Waste prevention innovation in cities works. With the right conditions.
New report from Climate KIC reveals how two megacities built circular economy programmes that reduced waste, supported informal workers, and created lasting systemic change.
Climate KIC, GrowthAfrica, and SecondMuse published findings from the first three years of the Circular Economy Innovation Cluster (CEIC) programme, an initiative in Bengaluru and Nairobi funded by the IKEA Foundation. The report sets out what it takes to shift urban economies away from linear, waste-making-waste-recycling models towards waste prevention in the first place.
Across both cities, the programme supported 52 innovative small business ventures, engaged over 312 stakeholders, facilitated 144 collaborations, and supported more than 1,550 informal waste workers. The enterprises it supported contributed to a combined potential of 218 kt CO₂eq/year of avoided greenhouse gas emissions.

Nyandia Kamawe, Founder of MokoMaya, and one of the participating ventures in the Circular Economy ClimAccelerator in Nairobi – © GrowthAfrica
The challenge
Bengaluru and Nairobi generate over 2 million tonnes of waste annually. Yet most existing support focuses on managing waste after it’s created; recycling, recovery and disposal. Upstream innovation, preventing waste at the design and production stage, remained largely underfunded and overlooked.

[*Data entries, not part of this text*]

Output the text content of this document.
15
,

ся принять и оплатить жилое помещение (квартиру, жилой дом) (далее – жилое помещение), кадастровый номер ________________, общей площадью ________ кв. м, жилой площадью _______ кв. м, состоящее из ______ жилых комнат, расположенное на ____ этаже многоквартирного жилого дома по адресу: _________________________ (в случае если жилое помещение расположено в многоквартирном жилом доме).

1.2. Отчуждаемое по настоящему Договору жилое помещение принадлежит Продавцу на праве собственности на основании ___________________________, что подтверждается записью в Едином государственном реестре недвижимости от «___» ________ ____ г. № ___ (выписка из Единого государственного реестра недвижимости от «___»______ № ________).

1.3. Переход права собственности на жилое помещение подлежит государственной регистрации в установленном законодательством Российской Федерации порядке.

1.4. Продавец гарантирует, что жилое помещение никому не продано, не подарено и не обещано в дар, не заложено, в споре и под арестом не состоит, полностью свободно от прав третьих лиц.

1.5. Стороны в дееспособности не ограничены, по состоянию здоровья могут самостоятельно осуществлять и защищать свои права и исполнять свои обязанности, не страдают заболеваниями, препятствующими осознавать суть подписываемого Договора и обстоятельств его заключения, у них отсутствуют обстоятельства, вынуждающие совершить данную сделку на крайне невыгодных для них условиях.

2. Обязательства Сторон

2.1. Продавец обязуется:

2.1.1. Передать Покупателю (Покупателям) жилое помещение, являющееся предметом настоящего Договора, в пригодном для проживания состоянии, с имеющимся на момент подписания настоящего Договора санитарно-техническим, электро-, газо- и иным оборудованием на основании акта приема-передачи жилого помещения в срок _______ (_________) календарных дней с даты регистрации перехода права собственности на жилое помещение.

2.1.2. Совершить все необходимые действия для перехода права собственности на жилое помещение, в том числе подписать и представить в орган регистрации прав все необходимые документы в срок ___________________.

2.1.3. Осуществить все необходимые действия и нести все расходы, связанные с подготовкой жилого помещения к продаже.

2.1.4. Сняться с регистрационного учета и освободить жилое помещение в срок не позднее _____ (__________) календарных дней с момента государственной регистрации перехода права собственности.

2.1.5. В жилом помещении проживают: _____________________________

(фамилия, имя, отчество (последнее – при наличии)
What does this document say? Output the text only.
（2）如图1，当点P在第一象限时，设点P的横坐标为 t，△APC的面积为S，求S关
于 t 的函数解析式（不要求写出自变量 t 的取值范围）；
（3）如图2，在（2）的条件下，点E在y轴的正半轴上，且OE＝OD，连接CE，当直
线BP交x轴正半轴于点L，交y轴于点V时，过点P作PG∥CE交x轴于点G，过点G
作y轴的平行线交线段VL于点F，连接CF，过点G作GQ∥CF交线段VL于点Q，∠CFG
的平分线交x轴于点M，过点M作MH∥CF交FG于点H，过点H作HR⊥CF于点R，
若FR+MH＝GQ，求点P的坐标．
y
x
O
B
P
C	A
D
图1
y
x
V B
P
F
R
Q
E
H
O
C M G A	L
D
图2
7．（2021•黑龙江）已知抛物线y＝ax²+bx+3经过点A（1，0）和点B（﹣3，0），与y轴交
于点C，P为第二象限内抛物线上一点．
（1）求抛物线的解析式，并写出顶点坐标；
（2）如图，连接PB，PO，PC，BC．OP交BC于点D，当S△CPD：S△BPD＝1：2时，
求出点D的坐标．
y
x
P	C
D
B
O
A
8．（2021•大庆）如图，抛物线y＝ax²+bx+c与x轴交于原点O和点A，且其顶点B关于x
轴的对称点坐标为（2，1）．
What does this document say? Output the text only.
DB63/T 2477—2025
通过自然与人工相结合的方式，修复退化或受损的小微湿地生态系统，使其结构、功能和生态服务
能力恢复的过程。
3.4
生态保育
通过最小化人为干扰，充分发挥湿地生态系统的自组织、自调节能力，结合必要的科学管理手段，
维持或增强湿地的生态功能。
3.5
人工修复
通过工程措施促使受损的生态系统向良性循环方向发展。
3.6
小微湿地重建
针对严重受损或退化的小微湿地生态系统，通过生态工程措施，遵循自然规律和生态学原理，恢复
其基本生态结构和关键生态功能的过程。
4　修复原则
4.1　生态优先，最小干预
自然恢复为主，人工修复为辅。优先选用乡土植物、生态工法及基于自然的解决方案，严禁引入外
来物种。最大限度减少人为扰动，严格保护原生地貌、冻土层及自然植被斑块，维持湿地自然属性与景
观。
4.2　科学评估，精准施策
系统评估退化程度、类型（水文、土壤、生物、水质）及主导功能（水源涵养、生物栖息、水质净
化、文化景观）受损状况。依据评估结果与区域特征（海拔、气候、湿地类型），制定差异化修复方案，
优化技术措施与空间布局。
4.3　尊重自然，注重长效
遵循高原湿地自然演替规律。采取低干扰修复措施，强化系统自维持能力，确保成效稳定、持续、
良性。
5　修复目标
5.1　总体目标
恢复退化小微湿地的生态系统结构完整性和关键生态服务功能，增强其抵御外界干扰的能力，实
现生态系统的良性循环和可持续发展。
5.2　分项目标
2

“We learned that these cities still see circularity mainly as a problem of recycling and managing waste,” said Carla Alvial Palavicino, Monitoring, Evaluation and Learning Lead on the CEIC project. “We focused instead on the question: ‘How do you stop waste entering the system in the first place?’“
The approach: learning by doing
Rather than impose a predetermined model, the programme was built with learning at its core. Monitoring, Evaluation, and Learning (MEL) was used as a tool for driving real-time adaptation, rather than an exercise conducted after the project was completed.
Using outcome harvesting, social network analysis, and sensemaking sessions, the team continuously adjusted strategy. For example, when sensemaking workshops with Entrepreneurship Support Organisations, incubators, and investors revealed that circular economy ventures require fundamentally different support approaches than traditional start-ups, they co-created the Circular Venture Blueprint with 14 organisations; an open-source guide for building specialised ESO capacity in circular business models, impact measurement, and market dynamics.
“The most valuable asset of this project is the openness of our partners and funders to learn and adapt,” said Carla Alvial Palavicino. “Working in complex transformations, we can’t pretend to know everything from the start. That’s why MEL is essential to create lasting impact.”

Launch of the Circular Venture Blueprint in Bengaluru, 2025
What really worked
The report identifies three critical success factors:
- Deep market and audience analysis enables successful business pivots towards more productive focus areas for the business. Understanding real market conditions and not assumptions changes everything.
- Catalytic grants paired with hands-on mentorship drive deeper business change. Money alone isn’t enough; ventures need expert guidance, connections, and flexible support.
- Connecting people from industries who rarely meet, stimulates radical collaborations. When start-ups, government officials, investors, informal workers, and ESOs sit together, innovation happens.
For example, iRefill (Bengaluru) initially targeted large consumer brands. Through the programme’s circularity impact assessment, they recognised the market wasn’t ready for their product dispensing systems at that scale. They pivoted to wholesalers and retailers instead, resulting in successful installations across Bengaluru and Indore.
Reflections and learnings
The report is candid about challenges:
- Building trust with investors and policymakers took far longer than initially anticipated
- Public awareness of the circular economy remains a significant barrier, and scaling awareness is difficult
- Even the most promising ventures struggle to access capital that meets their needs—larger, longer-term funding is essential
Why this matters now
As cities worldwide commit to circular economy transitions, this report offers evidence-based proof that it works when the right conditions exist: systems-thinking, continuous learning, social inclusion, adequate funding, and local leadership.